Urban customers thus continued paying the same rates, with the amount of the proposed cut — which was to be the rate of inflation minus a productivity offset of 3.5 per cent — instead going into the accounts.

The CRTC in 2006 directed the phone companies to submit plans on how they would roll out the new services. Most phone companies said they would spend about five per cent of their accounts on services for people with disabilities, with the exception of SaskTel. The company said broadband was already widely deployed to rural communities in the province, so it would spend its full account on services for disabled customers. The CRTC approved SaskTel's plan.

Bell (which now owns Aliant), MTS and Telus must roll out broadband in their respective rural communities using the lowest-cost technology available, and with download speeds of at least one megabit per second. The CRTC has estimated the cost of such a rollout will amount to just over half the amount in the deferral accounts.

Those measures should ensure the phone companies don't try to pocket the majority of their deferral accounts by claiming inflated costs on their rollouts.

"They can't put in a Mercedes when we're asking for something that is less than a Mercedes quality," said Len Katz, vice-chairman, telecommunications, for the CRTC, adding that the regulator's engineers will examine the rollout plans to see if lowest-cost technologies are indeed being used.

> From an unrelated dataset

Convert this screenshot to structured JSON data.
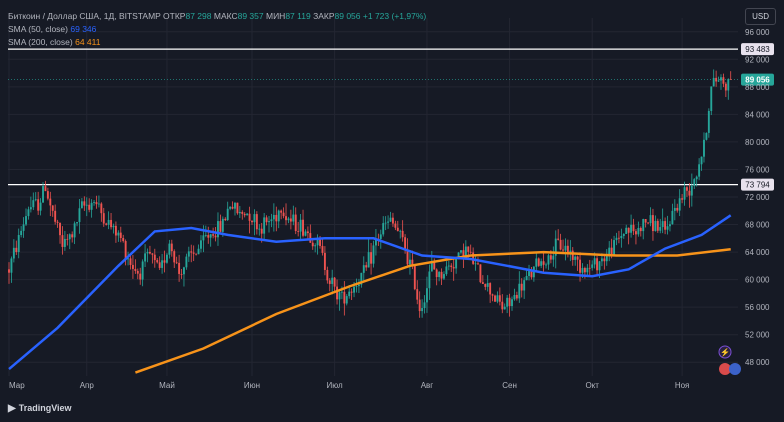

Bell, MTS and Telus now have until March 17 to spell out plans on broadband rollout to the specific 350 communities selected by the CRTC.

Key parts of the CRTC's rebate decision could be made moot next week, however, when two separate court appeals are heard. Bell has objected to giving customers who paid into the account a rebate, arguing that the CRTC does not have the authority to order retroactive rebates on prices it has previously agreed to.

On the other side, several consumer groups — led by the Public Interest Advocacy Centre — have argued that the rural broadband plan should be scrapped and 100 per cent of the deferral accounts returned to urban customers, who overpaid on their phone bills in the first place.